Review: Survival of the Dead (2009)
Survival of the Dead is the latest zombie film from the Master of Zombies himself, George A. Romero and is a continuation (a sidequel?) of his previous film Diary of the Dead. The Unnamed Army Leader from Diary, played Alan Van Sprang, returns, this time he to be identified as “Crocket” and be given a more humanistic portrayal.
The film follows Crocket and his band of rouges as they meander the apocalypse and intercuts their story with that of dueling Irish families. These two families, the O’Flynns and the Muldoons, live on separate sides of the same island, and disagree on everything from career paths (collectively sailors vs. ranchers) to how to resolve the zombie problem (killing the zombies vs. containing them until a cure is found). Naturally, all paths convene.
The film is a “return to form” for Romero whose Diary was received lukewarm reviews (though I not sure he "left"...). While Diary seemed a great concept (Romero commenting on the Blogosphere while using HD/YouTube amateurs shooting a “film with the film”), I will admit the actual resulting movie felt a little heavy-handed. While the “this is all being shot ‘live”’ concept was visually interesting and created some unique set pieces, losing that angle frees Romero up, and he is allowed to create much better set-pieces, action, and story. Particular action set-piece standouts include the suspense filled Dock/Barge sequence and a showdown at Zombie Corral.
While the suspense and action are amped up in this film, the hit-you-over-the-head message is toned down… there is a voice over that explains Romero’s views, but Survival brings back a greater level of symbolism and subtlety to the story. The new film was better able to indict extremism without the super-explain-it-to-you montages of Diary. This film also uses moral ambiguity to a greater effect, as there are no clear cut “good guys.” I think the best compare and contrast that can be offered of the two films is this: Diary of the Dead allowed the form and construction of the film to dictate the story (which was a fun exercise to be sure). Survival of the Dead lets the construction of the film be dictated by the story.

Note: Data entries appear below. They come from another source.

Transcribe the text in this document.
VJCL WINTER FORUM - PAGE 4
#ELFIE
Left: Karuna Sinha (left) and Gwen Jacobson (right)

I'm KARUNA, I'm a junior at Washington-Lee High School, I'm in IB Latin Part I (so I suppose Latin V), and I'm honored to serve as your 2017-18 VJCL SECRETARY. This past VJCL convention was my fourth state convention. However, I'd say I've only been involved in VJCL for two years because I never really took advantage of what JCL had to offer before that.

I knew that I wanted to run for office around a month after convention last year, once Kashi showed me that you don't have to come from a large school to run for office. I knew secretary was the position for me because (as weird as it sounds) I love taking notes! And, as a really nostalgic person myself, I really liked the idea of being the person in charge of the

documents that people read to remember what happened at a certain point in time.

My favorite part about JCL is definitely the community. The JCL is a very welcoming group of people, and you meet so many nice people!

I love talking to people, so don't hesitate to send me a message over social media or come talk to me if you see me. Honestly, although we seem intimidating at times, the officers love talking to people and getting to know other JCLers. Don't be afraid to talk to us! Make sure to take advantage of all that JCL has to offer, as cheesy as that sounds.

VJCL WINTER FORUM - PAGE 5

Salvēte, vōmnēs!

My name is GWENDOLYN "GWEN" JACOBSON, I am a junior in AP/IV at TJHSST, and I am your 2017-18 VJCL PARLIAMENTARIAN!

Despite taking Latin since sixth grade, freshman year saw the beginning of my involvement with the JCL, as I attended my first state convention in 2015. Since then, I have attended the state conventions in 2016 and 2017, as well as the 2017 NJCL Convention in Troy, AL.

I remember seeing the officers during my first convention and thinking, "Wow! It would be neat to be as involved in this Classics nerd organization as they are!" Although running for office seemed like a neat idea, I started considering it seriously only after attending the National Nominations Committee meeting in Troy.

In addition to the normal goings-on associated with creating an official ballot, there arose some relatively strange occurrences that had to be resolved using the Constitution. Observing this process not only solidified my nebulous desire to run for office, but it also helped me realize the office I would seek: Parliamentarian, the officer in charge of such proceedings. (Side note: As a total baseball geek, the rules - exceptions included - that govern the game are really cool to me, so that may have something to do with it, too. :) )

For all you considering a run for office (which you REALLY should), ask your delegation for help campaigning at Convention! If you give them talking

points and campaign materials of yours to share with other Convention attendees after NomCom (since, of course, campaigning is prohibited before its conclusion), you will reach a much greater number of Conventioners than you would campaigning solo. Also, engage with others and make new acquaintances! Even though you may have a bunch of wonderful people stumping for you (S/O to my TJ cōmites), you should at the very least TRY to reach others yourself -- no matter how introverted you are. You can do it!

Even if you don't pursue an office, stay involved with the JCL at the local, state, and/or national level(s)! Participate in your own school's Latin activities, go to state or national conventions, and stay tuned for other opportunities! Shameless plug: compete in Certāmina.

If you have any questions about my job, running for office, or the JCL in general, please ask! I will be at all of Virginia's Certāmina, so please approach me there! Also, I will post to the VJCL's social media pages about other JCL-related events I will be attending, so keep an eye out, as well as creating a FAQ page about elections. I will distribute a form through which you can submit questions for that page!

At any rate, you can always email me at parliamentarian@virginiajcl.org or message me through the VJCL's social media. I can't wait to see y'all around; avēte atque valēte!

I was a little worried about the overdone “feuding families” theme as evidenced in the trailer and I was also worried about the addition of western genre elements being to campy for a Romero film. It works for the most part and is nowhere near as corny as it could have been. There is some goofiness and “bad movie”-isms. For example, a grenade goes off in one sequence and instead of blowing up the characters, the characters get charred clothes and faces, Looney Tunes style. When using firearms, the accuracy of characters conveniently alternates between William Tell amazing and Imperial Stormtrooper abysmal depending on if a character needs to live or die in any given sequence. It is to Romero’s credit though, that while God Mode seems to exist in characters, it isn’t always on and we never know who might get eaten next…
This film is a great and gory time at the movies. If you can catch it at a midnight/late night show with a packed audience, you will not be disappointed. Obviously recommended for Zombie and horror fans, but non-fans looking for an entry into the genre could do much worse.